Third, find the original partition according to the previous analysis, because the customer has re-partitioned after the data is lost, and it is estimated that the existing partition is inconsistent with the original partition, this undoubtedly increases the difficulty of data repair, but fortunately there is no formatting D disk, because if only fdisk is just fdisk, only the first sector of the partition of the original hard disk, if this sector does not fall on the important parameter area (DBR, FAT, root directory) of the original partition, then the success rate of repair Still quite high. Next is to find an important data area of the original D disk, according to the information provided by the customer, there is a subdirector of the "digital camera" in the root directory of the original D disk, so search "digital cameras" with the search function provided by Diskedit.

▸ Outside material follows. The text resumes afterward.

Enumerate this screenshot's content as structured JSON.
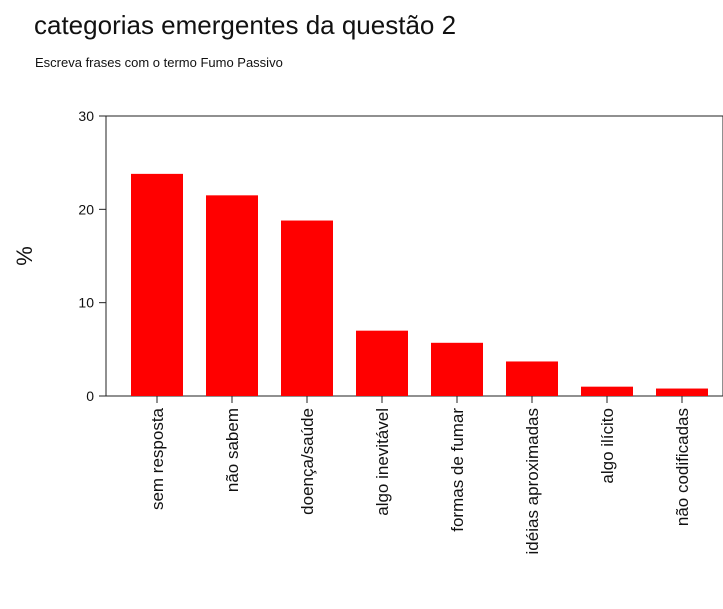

The corresponding hexadecimal code can find the root of the original D disk. After 30 minutes, by filtering the search results, I finally found the sector where the root directory is located, and then the vine is touched, and the two FAT tables have been turned forward (depending on the experience of about 400-500 sectors) to find the DBR where the original D disk is located. District, then turn the 63 sectors forward, find the partition table of the original D disk, to this, the most difficult problem overcome. Fourth, rebuild the main partition table because the customer later re-established the primary partition table with the original partition table, so it must be manually rebuilt, and the original D disc partition table and the original D disk DBR found through the previous DBR, can Calculate the main partition table. Including the start of each partition, end sector, partition size, partition type, etc. After calculating the results, the primary partition table of the 0 track 1 sector is changed.
V. Restart the system, the original D disk, all files are basically recovered. Copy the "Digital Camera" directory and make a backup. Notify the customer to retrieve the data.
Description of this case:
1. When data is backed up, don't excessively believe in Ghost, Ghost only recognize the correct partition, and it will not be copied for hidden partitions. For incorrect partitions, it reports errors and stops the replication process. GHOST is not a purely all-round copy software, which only copies files existing on the FAT table, not all data on the disk!
2. Walking is that the customer restarted the D disk just than a few tracks than the original D, so the new D disk partition table is built in the last side of the original C disk. So this time it can be said that 100% recovered the data of the original D disk.
3, more shipping is that the customer does not reformat the D disk, otherwise it is impossible to have so high recovery rate.
Suggestions for readers:
After the hard disk data is lost, please contact your local data repair company immediately. It is best not to write a hard disk again, which will increase the difficulty of repair, and also affect the success rate of repair.